Beyond the Streets, a traveling collection of art directed and curated by Roger Gastman, bills itself as “the premier exhibition of graffiti, street art, and beyond.” And the current iteration has just opened its doors in one of Williamsburg’s freshest new spaces, 25 Kent.

In addition to hosting works by some of the world’s premier contemporary artists, the exhibition is set against a backdrop of stunning panoramic views of the Manhattan skyline. The venue is also tucked among several “native” instances of street art by some of the exhibited artists, including KATSU, REVOK, and Craig Costello.

We headed to Brooklyn to check out Beyond the Streets and see work by some of the best contemporary and street artists in the world today. Below are a few of our favorite exhibits from the show, including Takashi Murakami, Futura, and skate culture legend C.R. Stecyk III.

Takashi Murakami

Murakami's standout work at the event is a large-scale sculpture of the word “Hollow,” done in the artist's signature palette of bright colors and covered in smaller messages in various hand styles. The piece is flanked by equally colorful murals that run the length of the space.

Bill Barminski

The Barminski exhibit is a complete replica of a studio apartment, replete with full-scale furniture, wall art, sneakers, and bottles of “HYPE.” The level of detail is equal parts amusing and aesthetically pleasing. We particularly loved the wall-mounted skate decks and collection of Krylon spray paint cans.

Cleon Peterson

Peterson’s exhibit featured a sculpture of a lifesize military figure on horseback finished in a bright red glossy resin. Surrounding the sculpture are a handful of large panels painted in Peterson’s signature red and black color scheme, depicting various politically themed images.

C.R. Stecyk III

This installation includes a wall of colorful pieces, but our favorite part is a sculpture made from rusted-out spray cans arranged on a matching industrial shopping cart. The colorful spray caps juxtaposed against corroded metal make it an eye-catching ensemble.

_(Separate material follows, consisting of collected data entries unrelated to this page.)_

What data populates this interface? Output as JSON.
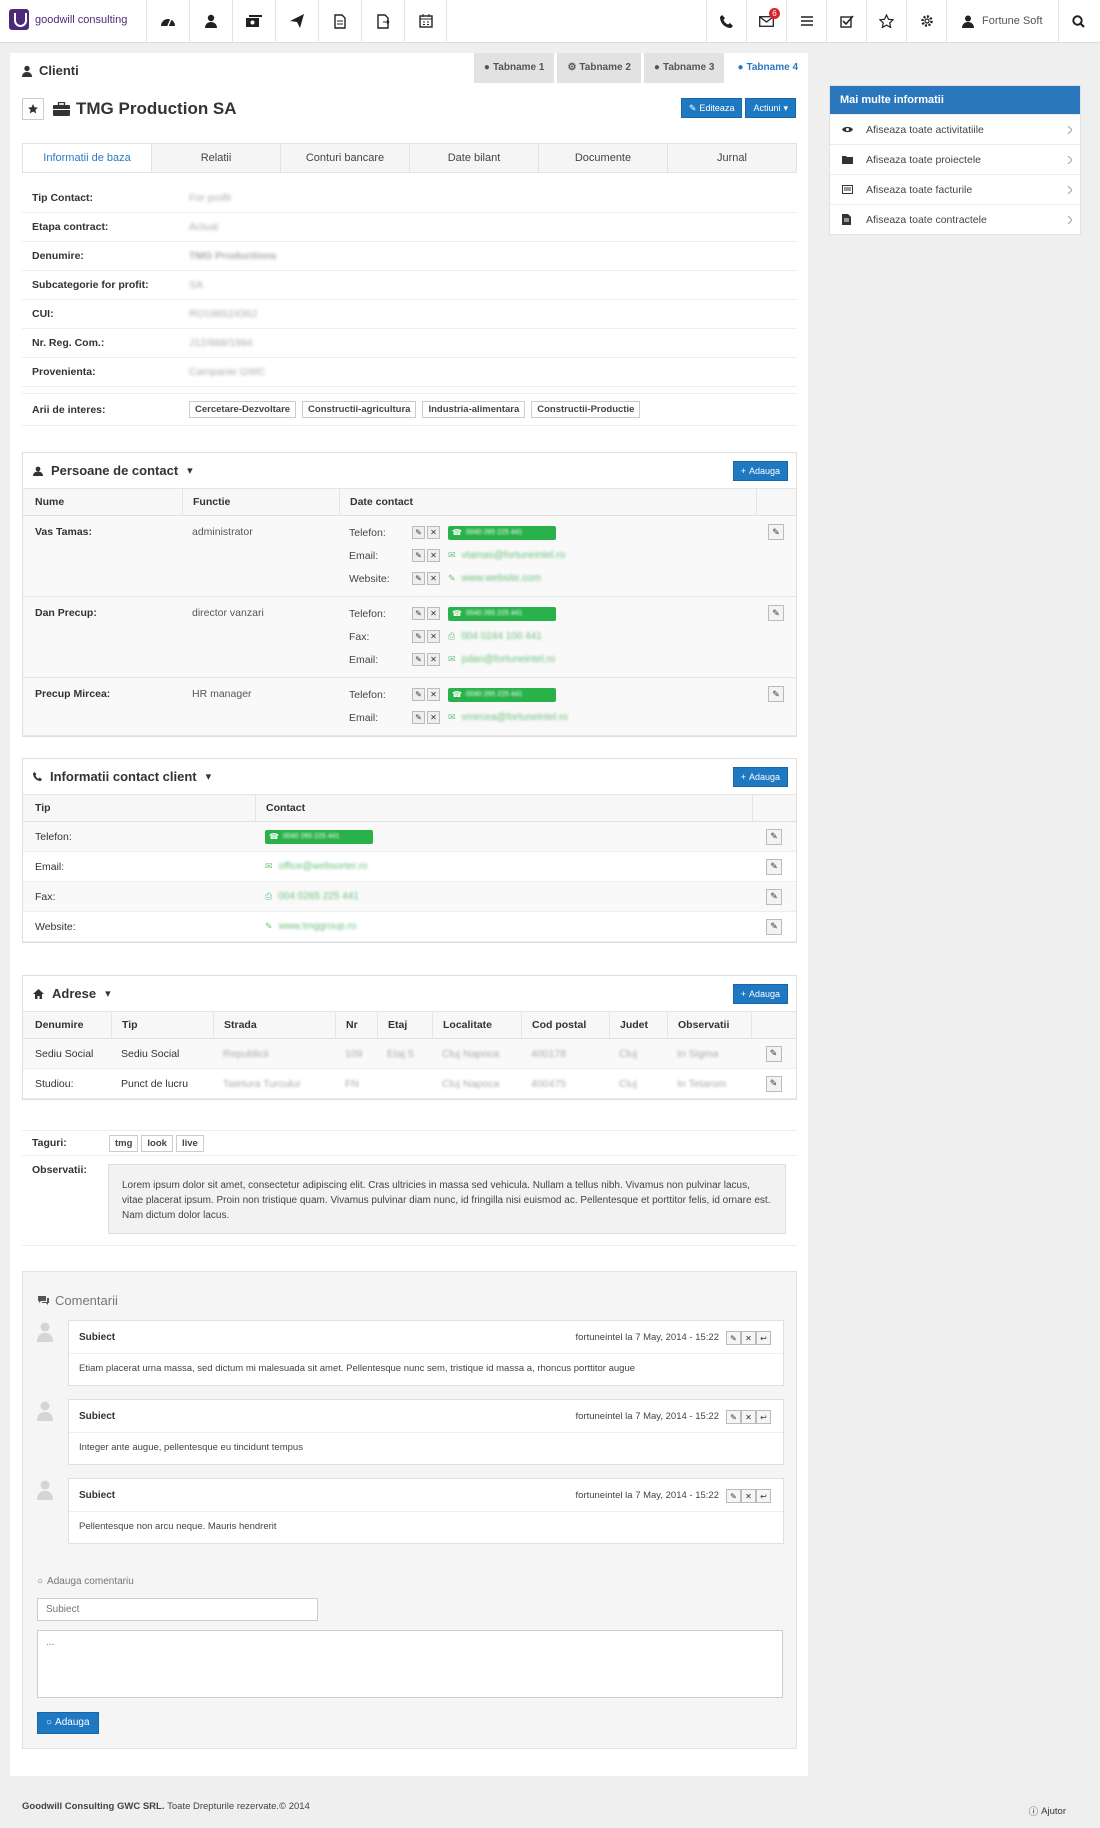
{
  "brand": {
    "name": "goodwill consulting"
  },
  "user": {
    "name": "Fortune Soft"
  },
  "nav": {
    "icons": [
      "dashboard-icon",
      "contacts-icon",
      "money-icon",
      "send-icon",
      "document-icon",
      "file-export-icon",
      "calendar-icon"
    ],
    "messages_badge": "6"
  },
  "page": {
    "title": "Clienti"
  },
  "top_tabs": [
    {
      "label": "Tabname 1"
    },
    {
      "label": "Tabname 2"
    },
    {
      "label": "Tabname 3"
    },
    {
      "label": "Tabname 4"
    }
  ],
  "entity": {
    "name": "TMG Production SA",
    "edit_label": "Editeaza",
    "actions_label": "Actiuni"
  },
  "sub_tabs": [
    {
      "label": "Informatii de baza"
    },
    {
      "label": "Relatii"
    },
    {
      "label": "Conturi bancare"
    },
    {
      "label": "Date bilant"
    },
    {
      "label": "Documente"
    },
    {
      "label": "Jurnal"
    }
  ],
  "basic_info": [
    {
      "label": "Tip Contact:",
      "value": "For profit"
    },
    {
      "label": "Etapa contract:",
      "value": "Actual"
    },
    {
      "label": "Denumire:",
      "value": "TMG Productions"
    },
    {
      "label": "Subcategorie for profit:",
      "value": "SA"
    },
    {
      "label": "CUI:",
      "value": "RO188524362"
    },
    {
      "label": "Nr. Reg. Com.:",
      "value": "J12/888/1994"
    },
    {
      "label": "Provenienta:",
      "value": "Campanie GWC"
    }
  ],
  "interests": {
    "label": "Arii de interes:",
    "tags": [
      "Cercetare-Dezvoltare",
      "Constructii-agricultura",
      "Industria-alimentara",
      "Constructii-Productie"
    ]
  },
  "contact_persons": {
    "title": "Persoane de contact",
    "add_label": "Adauga",
    "columns": [
      "Nume",
      "Functie",
      "Date contact"
    ],
    "rows": [
      {
        "name": "Vas Tamas:",
        "role": "administrator",
        "lines": [
          {
            "key": "Telefon:",
            "value": "0040 265 225 441",
            "kind": "phone"
          },
          {
            "key": "Email:",
            "value": "vtamas@fortuneintel.ro",
            "kind": "email"
          },
          {
            "key": "Website:",
            "value": "www.website.com",
            "kind": "web"
          }
        ]
      },
      {
        "name": "Dan Precup:",
        "role": "director vanzari",
        "lines": [
          {
            "key": "Telefon:",
            "value": "0040 265 225 441",
            "kind": "phone"
          },
          {
            "key": "Fax:",
            "value": "004 0244 100 441",
            "kind": "fax"
          },
          {
            "key": "Email:",
            "value": "pdan@fortuneintel.ro",
            "kind": "email"
          }
        ]
      },
      {
        "name": "Precup Mircea:",
        "role": "HR manager",
        "lines": [
          {
            "key": "Telefon:",
            "value": "0040 265 225 441",
            "kind": "phone"
          },
          {
            "key": "Email:",
            "value": "vmircea@fortuneintel.ro",
            "kind": "email"
          }
        ]
      }
    ]
  },
  "client_contact": {
    "title": "Informatii contact client",
    "add_label": "Adauga",
    "columns": [
      "Tip",
      "Contact"
    ],
    "rows": [
      {
        "type": "Telefon:",
        "value": "0040 265 225 441",
        "kind": "phone"
      },
      {
        "type": "Email:",
        "value": "office@websorter.ro",
        "kind": "email"
      },
      {
        "type": "Fax:",
        "value": "004 0265 225 441",
        "kind": "fax"
      },
      {
        "type": "Website:",
        "value": "www.tmggroup.ro",
        "kind": "web"
      }
    ]
  },
  "addresses": {
    "title": "Adrese",
    "add_label": "Adauga",
    "columns": [
      "Denumire",
      "Tip",
      "Strada",
      "Nr",
      "Etaj",
      "Localitate",
      "Cod postal",
      "Judet",
      "Observatii"
    ],
    "rows": [
      [
        "Sediu Social",
        "Sediu Social",
        "Republicii",
        "109",
        "Etaj 5",
        "Cluj Napoca",
        "400178",
        "Cluj",
        "In Sigma"
      ],
      [
        "Studiou:",
        "Punct de lucru",
        "Taietura Turcului",
        "FN",
        "",
        "Cluj Napoca",
        "400475",
        "Cluj",
        "In Tetarom"
      ]
    ]
  },
  "tags": {
    "label": "Taguri:",
    "items": [
      "tmg",
      "look",
      "live"
    ]
  },
  "observations": {
    "label": "Observatii:",
    "text": "Lorem ipsum dolor sit amet, consectetur adipiscing elit. Cras ultricies in massa sed vehicula. Nullam a tellus nibh. Vivamus non pulvinar lacus, vitae placerat ipsum. Proin non tristique quam. Vivamus pulvinar diam nunc, id fringilla nisi euismod ac. Pellentesque et porttitor felis, id ornare est. Nam dictum dolor lacus."
  },
  "comments": {
    "title": "Comentarii",
    "items": [
      {
        "subject": "Subiect",
        "meta": "fortuneintel la 7 May, 2014 - 15:22",
        "body": "Etiam placerat urna massa, sed dictum mi malesuada sit amet. Pellentesque nunc sem, tristique id massa a, rhoncus porttitor augue"
      },
      {
        "subject": "Subiect",
        "meta": "fortuneintel la 7 May, 2014 - 15:22",
        "body": "Integer ante augue, pellentesque eu tincidunt tempus"
      },
      {
        "subject": "Subiect",
        "meta": "fortuneintel la 7 May, 2014 - 15:22",
        "body": "Pellentesque non arcu neque. Mauris hendrerit"
      }
    ],
    "add_title": "Adauga comentariu",
    "subject_placeholder": "Subiect",
    "body_placeholder": "...",
    "submit_label": "Adauga"
  },
  "more_info": {
    "title": "Mai multe informatii",
    "items": [
      {
        "label": "Afiseaza toate activitatiile"
      },
      {
        "label": "Afiseaza toate proiectele"
      },
      {
        "label": "Afiseaza toate facturile"
      },
      {
        "label": "Afiseaza toate contractele"
      }
    ]
  },
  "footer": {
    "company": "Goodwill Consulting GWC SRL.",
    "rights": "Toate Drepturile rezervate.© 2014",
    "help_label": "Ajutor"
  },
  "colors": {
    "primary": "#1e78c2",
    "header_blue": "#2a77be",
    "green": "#2ab24a",
    "badge_red": "#d9232d"
  }
}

Brooklyn-based duo FAILE’s exhibit includes two large wooden panels covered on both sides with the artists’ patented collages of detailed illustrations, interspersed with text. The installation also includes a variety of the duo’s totems, which historically could be found installed around Brooklyn.

Barry McGee

For this year's exhibition, McGee transformed the exhibition space into an art store. Looking through the window, you'll see a large wall adorned with the artist’s work, some framed, some painted directly onto the wall, with everything tucked behind a countertop styled to look like it's from a previous era.


Native New Yorker Futura’s installation gets the Manhattan skyline as its backdrop, featuring a lifesize white resin sculpture of one of the artist’s signature aliens bedecked in geometric facets. The main piece is flanked by four panels painted in a way that almost resembles tie-dye, accented by negative stencils of power saw blades.

Jose Parla

The Parla installation contains a mix of sculpture and paintings. The space features a handful of giant slabs adorned with paint and textural elements. Two adjacent large-format paintings are done in a similar style and palette.

Kenny Scharf

Scharf’s installation features a billboard-sized triptych mural around a rotating sculpture of stacked characters. The pieces are done in Scharf’s signature bright primary colors.


Recalling Damien Hirst’s shark in formaldehyde, RISK’s contribution is a lifesize sculpture of a shark suspended in a metal frame. The shark is made from small pieces of scrap metal welded together, with a pair of combination locks for eyes.